The Northern Ireland Grain Trade Association (NIGTA) is seeking a Brexit outcome which recognises the strategic importance of local agriculture and its ability to produce high quality food in a sustainable way, according to the organisation’s chief executive Robin Irvine.
He added: “The province’s high dependence on imported feed materials for the intensive livestock sector means that it is vitally important to maintain existing trading patterns, ensuring favourable access to grains, feed and fertiliser on the global marketplace, preferably free of quotas or tariffs.
“Currently, 90% of feed ingredients are imported into Northern Ireland with roughly half coming from the EU and the remainder from third countries such as North and South America.
“Agri-businesses are calling for government to work constructively with EU partners to develop a bilateral approach to agricultural trade which facilitates historic trading patterns, while appreciating that the vast majority of food produced in Northern Ireland is for consumption beyond these shores.”
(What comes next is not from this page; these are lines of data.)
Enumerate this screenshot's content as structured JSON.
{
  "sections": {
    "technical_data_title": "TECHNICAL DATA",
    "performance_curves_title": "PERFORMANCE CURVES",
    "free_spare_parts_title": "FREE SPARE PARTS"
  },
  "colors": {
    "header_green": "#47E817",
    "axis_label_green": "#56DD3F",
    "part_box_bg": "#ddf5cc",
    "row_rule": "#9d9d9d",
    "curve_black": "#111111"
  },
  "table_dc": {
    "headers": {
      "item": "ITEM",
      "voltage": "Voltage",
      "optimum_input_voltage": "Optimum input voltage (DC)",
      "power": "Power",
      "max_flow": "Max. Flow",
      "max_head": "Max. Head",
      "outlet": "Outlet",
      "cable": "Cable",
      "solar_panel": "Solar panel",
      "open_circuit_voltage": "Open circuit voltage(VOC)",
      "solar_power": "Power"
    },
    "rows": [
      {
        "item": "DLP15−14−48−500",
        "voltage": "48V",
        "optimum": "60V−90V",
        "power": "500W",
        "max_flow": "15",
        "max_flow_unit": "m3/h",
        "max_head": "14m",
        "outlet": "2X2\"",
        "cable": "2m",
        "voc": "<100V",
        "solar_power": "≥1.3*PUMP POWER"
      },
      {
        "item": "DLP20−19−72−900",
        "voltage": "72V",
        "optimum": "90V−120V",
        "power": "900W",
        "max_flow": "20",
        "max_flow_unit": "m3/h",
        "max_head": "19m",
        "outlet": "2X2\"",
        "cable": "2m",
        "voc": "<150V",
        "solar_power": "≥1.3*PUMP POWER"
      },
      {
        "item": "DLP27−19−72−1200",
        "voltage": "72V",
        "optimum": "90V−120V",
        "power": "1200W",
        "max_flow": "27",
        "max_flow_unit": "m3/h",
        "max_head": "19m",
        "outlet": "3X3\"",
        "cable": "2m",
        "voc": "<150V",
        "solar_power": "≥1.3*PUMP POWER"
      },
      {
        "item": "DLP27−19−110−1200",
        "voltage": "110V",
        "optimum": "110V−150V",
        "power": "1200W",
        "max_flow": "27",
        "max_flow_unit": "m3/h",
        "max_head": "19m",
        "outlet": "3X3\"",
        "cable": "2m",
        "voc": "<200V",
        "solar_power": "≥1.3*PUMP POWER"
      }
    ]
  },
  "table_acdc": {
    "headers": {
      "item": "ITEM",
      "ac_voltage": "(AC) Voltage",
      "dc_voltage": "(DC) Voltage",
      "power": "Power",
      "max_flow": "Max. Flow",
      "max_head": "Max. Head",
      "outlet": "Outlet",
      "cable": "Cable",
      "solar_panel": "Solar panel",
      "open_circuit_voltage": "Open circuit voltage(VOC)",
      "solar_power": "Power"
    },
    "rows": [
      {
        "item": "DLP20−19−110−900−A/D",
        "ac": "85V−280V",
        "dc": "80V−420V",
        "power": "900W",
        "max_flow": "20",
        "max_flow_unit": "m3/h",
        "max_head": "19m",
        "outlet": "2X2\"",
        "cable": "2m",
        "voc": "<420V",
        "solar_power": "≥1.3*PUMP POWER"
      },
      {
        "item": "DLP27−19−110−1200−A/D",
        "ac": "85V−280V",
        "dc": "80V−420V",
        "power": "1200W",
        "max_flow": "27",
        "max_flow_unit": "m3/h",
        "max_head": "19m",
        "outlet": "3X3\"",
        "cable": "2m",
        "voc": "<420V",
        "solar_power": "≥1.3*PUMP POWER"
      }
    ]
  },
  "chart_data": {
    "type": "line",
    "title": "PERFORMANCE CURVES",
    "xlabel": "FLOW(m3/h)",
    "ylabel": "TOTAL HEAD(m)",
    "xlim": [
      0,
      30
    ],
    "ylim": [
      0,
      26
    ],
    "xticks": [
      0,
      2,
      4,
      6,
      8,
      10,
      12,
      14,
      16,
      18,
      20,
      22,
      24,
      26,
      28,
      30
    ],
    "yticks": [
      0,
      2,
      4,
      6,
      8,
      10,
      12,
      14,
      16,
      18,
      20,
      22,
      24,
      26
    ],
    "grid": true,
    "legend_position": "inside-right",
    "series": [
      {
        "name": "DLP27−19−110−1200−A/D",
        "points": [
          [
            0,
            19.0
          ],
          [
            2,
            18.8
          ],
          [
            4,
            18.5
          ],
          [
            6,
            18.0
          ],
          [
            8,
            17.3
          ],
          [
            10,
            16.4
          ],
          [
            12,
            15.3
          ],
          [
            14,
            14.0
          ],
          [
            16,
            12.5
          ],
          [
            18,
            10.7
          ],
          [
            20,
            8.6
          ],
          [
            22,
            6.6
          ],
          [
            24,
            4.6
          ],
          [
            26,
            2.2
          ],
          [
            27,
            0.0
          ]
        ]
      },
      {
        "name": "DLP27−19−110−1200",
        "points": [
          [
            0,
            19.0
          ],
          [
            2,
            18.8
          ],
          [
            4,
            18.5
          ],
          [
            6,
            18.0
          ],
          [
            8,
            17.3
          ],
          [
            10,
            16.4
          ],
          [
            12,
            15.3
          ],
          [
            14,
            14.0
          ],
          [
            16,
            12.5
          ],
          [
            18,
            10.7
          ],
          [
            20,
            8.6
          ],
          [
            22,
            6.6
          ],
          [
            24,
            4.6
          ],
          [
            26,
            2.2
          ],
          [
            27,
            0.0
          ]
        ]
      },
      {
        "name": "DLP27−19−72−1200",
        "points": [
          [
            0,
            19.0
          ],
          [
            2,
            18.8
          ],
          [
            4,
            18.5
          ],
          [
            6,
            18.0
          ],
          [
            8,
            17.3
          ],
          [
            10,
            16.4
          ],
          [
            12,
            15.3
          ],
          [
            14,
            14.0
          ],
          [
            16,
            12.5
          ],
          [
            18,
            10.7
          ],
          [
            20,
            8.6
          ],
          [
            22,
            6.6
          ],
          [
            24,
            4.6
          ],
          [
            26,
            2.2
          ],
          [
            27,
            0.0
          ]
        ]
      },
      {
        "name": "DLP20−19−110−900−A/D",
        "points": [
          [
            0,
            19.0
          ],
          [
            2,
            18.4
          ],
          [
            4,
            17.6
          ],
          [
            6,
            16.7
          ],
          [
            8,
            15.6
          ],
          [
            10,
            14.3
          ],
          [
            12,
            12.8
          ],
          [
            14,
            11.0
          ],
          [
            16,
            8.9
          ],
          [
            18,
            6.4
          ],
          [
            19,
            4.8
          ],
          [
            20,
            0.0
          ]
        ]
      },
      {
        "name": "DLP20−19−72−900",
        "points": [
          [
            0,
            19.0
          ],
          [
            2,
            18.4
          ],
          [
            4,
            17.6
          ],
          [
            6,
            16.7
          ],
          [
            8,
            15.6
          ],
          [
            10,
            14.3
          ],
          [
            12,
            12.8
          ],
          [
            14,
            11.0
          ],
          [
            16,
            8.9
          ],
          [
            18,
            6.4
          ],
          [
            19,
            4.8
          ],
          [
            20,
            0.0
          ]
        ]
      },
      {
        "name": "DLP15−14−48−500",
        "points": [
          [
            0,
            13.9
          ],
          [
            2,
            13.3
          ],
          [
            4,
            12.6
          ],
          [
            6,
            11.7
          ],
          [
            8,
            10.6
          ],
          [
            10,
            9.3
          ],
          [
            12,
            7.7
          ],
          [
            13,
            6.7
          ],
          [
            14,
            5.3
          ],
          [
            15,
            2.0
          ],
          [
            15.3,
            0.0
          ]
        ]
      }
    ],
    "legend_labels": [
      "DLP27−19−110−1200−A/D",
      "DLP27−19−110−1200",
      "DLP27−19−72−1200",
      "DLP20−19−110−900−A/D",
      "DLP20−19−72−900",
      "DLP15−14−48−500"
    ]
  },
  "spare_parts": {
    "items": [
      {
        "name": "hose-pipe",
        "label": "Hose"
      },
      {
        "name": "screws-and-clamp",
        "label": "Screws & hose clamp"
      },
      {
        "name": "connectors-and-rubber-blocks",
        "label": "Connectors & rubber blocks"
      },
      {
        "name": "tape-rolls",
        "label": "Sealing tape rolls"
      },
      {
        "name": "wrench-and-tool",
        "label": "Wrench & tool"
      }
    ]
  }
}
Irvine believes that practical and workable solutions could be agreed through a process of mutual recognition of standards and quality criteria.
“These high standards of assurance and safety, to which we currently operate, are key to market access, both new and existing,” he said.
“And they must be clearly visible throughout the food chain. However, they must also apply to all imports of food into the UK, particularly from the low cost regions where production is less well regulated.
“Local businesses are adamant that any solution must remove the threat of disruption to trade, through physical delays and administrative burden associated with a hard border. The daily movement of thousands of tonnes of meat, milk and grain throughout Ireland are essential to the efficient operation of many agri-food businesses.
“In addition, the transatlantic shipments of feed materials, with vessels often carrying over 50,000 tonnes, generally involve discharge in more than one port, including Belfast, Dublin or Cork.”
The NIGTA representative pointed out that industry leaders are calling for government to promote a growth agenda based on a competitive and efficient agri-food sector, which is delivering growth, jobs and productivity.
“This has to be based on profitable and efficient farm businesses, supported by a programme to drive competitiveness and sustainability. Steps must also be taken to provide protection against the extremes of price volatility at farm level.”
He concluded: “There is potential for such a programme to reduce the UK’s dependence on imported food through a focus on local supply, produced to the highest standards, in a well-regulated and welfare friendly environment and to invigorate farming and the rural economy.”